Records

Writing without notes or books, it is difficult to recall the records of long distance riding which form the best tests of endurance, and so give one a standard of value for man, equipment and horse. Driven to rely on memory I note first that the historic records are vague, giving but scanty data. Everybody knows for example that Bucephalus (Ox-head) the Thessalian charger of Alexander the Great was a horse of notable endurance, but the question is—what could he do on continuous journeys? Charles XII. of Sweden rode in a hurry from Constantinople to Dantzic, but what was the time for that distance, and was it done by one horse or by reliefs? Dick King, a despatch rider, made good time on one horse from Port Elizabeth to Port Natal, but I do not remember his gait for the six hundred miles. Somebody who was not Dick Turpin, but possibly another rogue of the same name, made a single march from London to York on a mare called Black Bess, but that was a horse-killing feat, as much disqualified by decent men as the Inter-Army horse-killing rides which disgusted the horsemen of Europe not many years ago.

Records in civilization

In the nineties Lieutenant Peschkov, a Cossack officer, rode a Dun pony from Vladivostock to Petrograd. This at any decent gait is a world record for a road ride, on a route with hotels at every stage. But legend makes the gait thirty-eight miles a day for six thousand miles, and on that I have my doubts. Working across country I found that my best horse did one thousand three hundred and seventy miles at twenty-one miles a day; and the next best one thousand and forty at the same pace; but on the whole trip, made with four successive mounts, the three thousand six hundred miles took two hundred days. This works out at the very poor average of eighteen miles a day But for delays in buying horses the average would have been twenty-one miles, and I doubt if any horse outside of fairy tales can do much more on a six thousand mile journey.
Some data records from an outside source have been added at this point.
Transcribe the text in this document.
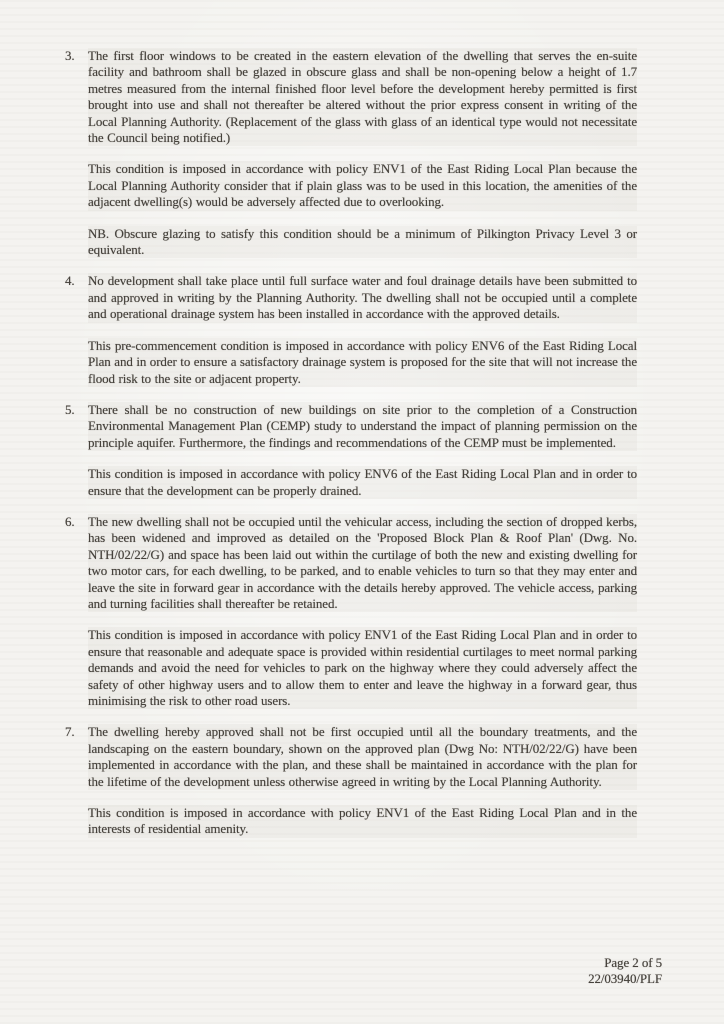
3.	The first floor windows to be created in the eastern elevation of the dwelling that serves the en-suite facility and bathroom shall be glazed in obscure glass and shall be non-opening below a height of 1.7 metres measured from the internal finished floor level before the development hereby permitted is first brought into use and shall not thereafter be altered without the prior express consent in writing of the Local Planning Authority. (Replacement of the glass with glass of an identical type would not necessitate the Council being notified.)

This condition is imposed in accordance with policy ENV1 of the East Riding Local Plan because the Local Planning Authority consider that if plain glass was to be used in this location, the amenities of the adjacent dwelling(s) would be adversely affected due to overlooking.

NB. Obscure glazing to satisfy this condition should be a minimum of Pilkington Privacy Level 3 or equivalent.

4.	No development shall take place until full surface water and foul drainage details have been submitted to and approved in writing by the Planning Authority. The dwelling shall not be occupied until a complete and operational drainage system has been installed in accordance with the approved details.

This pre-commencement condition is imposed in accordance with policy ENV6 of the East Riding Local Plan and in order to ensure a satisfactory drainage system is proposed for the site that will not increase the flood risk to the site or adjacent property.

5.	There shall be no construction of new buildings on site prior to the completion of a Construction Environmental Management Plan (CEMP) study to understand the impact of planning permission on the principle aquifer. Furthermore, the findings and recommendations of the CEMP must be implemented.

This condition is imposed in accordance with policy ENV6 of the East Riding Local Plan and in order to ensure that the development can be properly drained.

6.	The new dwelling shall not be occupied until the vehicular access, including the section of dropped kerbs, has been widened and improved as detailed on the 'Proposed Block Plan & Roof Plan' (Dwg. No. NTH/02/22/G) and space has been laid out within the curtilage of both the new and existing dwelling for two motor cars, for each dwelling, to be parked, and to enable vehicles to turn so that they may enter and leave the site in forward gear in accordance with the details hereby approved. The vehicle access, parking and turning facilities shall thereafter be retained.

This condition is imposed in accordance with policy ENV1 of the East Riding Local Plan and in order to ensure that reasonable and adequate space is provided within residential curtilages to meet normal parking demands and avoid the need for vehicles to park on the highway where they could adversely affect the safety of other highway users and to allow them to enter and leave the highway in a forward gear, thus minimising the risk to other road users.

7.	The dwelling hereby approved shall not be first occupied until all the boundary treatments, and the landscaping on the eastern boundary, shown on the approved plan (Dwg No: NTH/02/22/G) have been implemented in accordance with the plan, and these shall be maintained in accordance with the plan for the lifetime of the development unless otherwise agreed in writing by the Local Planning Authority.

This condition is imposed in accordance with policy ENV1 of the East Riding Local Plan and in the interests of residential amenity.

Page 2 of 5
22/03940/PLF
Apart from the vagueness and doubtfulness of the stories, the standard which they set up for comparison seems to be very low as compared with the annals of range horsemanship. The following records were made for the most part with half or three-quarter bred range raised horses, and all with weight-distributing saddles.

One day rides

ONE DAY RIDES. A friend of mine, an Australian stockman, with a weight-distributing saddle, and leading a pack animal, crossed the state of Victoria from the Murray to Melbourne, one hundred and forty-three miles by the route taken, covered in twenty-six hours.

A constable of the Royal North-West Mounted Police of Canada with a forty-two pound stock-saddle on a buckskin gelding, rode from Regina to Wood Mountain Post, one hundred and thirty-two miles by sunlight, and the horse bucked him off at the finish.

On enquiry I found that the trail between Forts Macleod and Calgary, Alberta, one hundred and eight miles, had been ridden in a day by most of the Mounted Police and cowboys who happened to go that way.